While we watched our lads chase the orange ball around the outdoor rink on a gorgeous summer evening, Jamie reminded me of an old ice hockey story. Back in the early 2000's, Jamie and I broadcast a CHL All-Star game together - although we couldn't remember the city where the game was held. At any rate, Darryl Bootland, who had a cup of coffee with the Detroit Red Wings, was representing the Toronto St. Mike's Majors at the All-Star tilt. Unfortunately, Bootland was injured and couldn't play. But, because he was a colorful character, Jamie thought it would be fun to chat with him up in the stands.
"Where are you going to be sitting?," Jamie asked Bootland before the game.
"Wherever the good looking girls are," Darryl replied with a cheeky smile.
Later that night, as scripted, I tossed it down to Jamie from the play-by-play booth.
"Well, Mike," Jamie reported. "Before the game, Darryl Bootland told me he'd be sitting where all the pretty girls are …...and here he is!"
Sure enough, there was Bootland surrounded by a number of attractive young ladies.
Only one problem.
"You guys got me in big trouble," Bootland told Jamie and I after the game. "My girlfriend was watching the broadcast and she's been calling all night and ripping into me!"
Jamie and I used to take in games together at the tiny old St. Mike's barn in Toronto.

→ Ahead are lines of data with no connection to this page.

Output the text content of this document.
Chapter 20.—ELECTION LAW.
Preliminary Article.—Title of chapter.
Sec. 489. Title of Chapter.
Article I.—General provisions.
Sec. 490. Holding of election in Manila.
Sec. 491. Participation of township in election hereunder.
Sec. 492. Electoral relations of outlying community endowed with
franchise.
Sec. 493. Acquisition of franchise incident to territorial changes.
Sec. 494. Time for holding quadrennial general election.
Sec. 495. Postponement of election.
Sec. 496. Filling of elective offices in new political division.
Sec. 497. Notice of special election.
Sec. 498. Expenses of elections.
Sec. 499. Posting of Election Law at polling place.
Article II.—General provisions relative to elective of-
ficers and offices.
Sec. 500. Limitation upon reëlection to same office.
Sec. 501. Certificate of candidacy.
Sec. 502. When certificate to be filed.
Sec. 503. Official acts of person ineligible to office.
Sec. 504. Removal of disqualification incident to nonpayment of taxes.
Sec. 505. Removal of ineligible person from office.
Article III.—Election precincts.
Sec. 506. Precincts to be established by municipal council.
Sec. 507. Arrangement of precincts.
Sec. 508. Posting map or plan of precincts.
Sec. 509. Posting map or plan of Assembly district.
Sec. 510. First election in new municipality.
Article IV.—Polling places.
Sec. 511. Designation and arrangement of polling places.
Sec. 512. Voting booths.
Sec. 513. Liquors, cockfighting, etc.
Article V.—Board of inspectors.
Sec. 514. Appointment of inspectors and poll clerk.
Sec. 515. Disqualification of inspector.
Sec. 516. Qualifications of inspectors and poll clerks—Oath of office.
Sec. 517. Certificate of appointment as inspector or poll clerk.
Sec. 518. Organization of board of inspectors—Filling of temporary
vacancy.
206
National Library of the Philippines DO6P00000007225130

And after that All-Star incident, whenever Bootland spotted us he'd look up from the ice and shake his head with a huge grin on his face.
If you follow Jamie on Twitter, you'll know that he's a huge sports memorabilia buff. I've been lucky enough to check out his collection - an impressive array of autographed hockey sticks, vintage jerseys, trading cards, etc.
I can't remember if Jamie has any Tony Esposito items but, like all of us who remember Tony "O", I know he was saddened by the recent death of the Hall-of-Fame goaltender.
I was a big Tony Esposito fan.
Earlier in this blog, I mentioned the wonderful world of ball hockey. Back in my day, however, we referred to it as "road hockey". Far from an organized league, our games featured piles of neighborhood kids chasing an old tennis ball underneath the streetlights.
And if you were really lucky?
One of the goalies would be wearing an official Tony Esposito street hockey mask, manufactured by the MYLEC corporation. I was one of those lucky goalies, and in the not-so-safety conscious 70's, I even wore that flimsy plastic Esposito mask during my regular ice hockey games.
After years of use and abuse, my treasured "Tony O" mask finally disintegrated. But the memories of a unique netminder, with his famous butterfly style and his incredible 15 rookie shutouts in 1969-70, will last forever.
So, there you go.
A modern version of my old "Scattered Mind" blog.
In the end, it helped me cure a case of writer's block.
And if it gave you a few laughs and a few things to think about, I guess we can call it a win-win situation.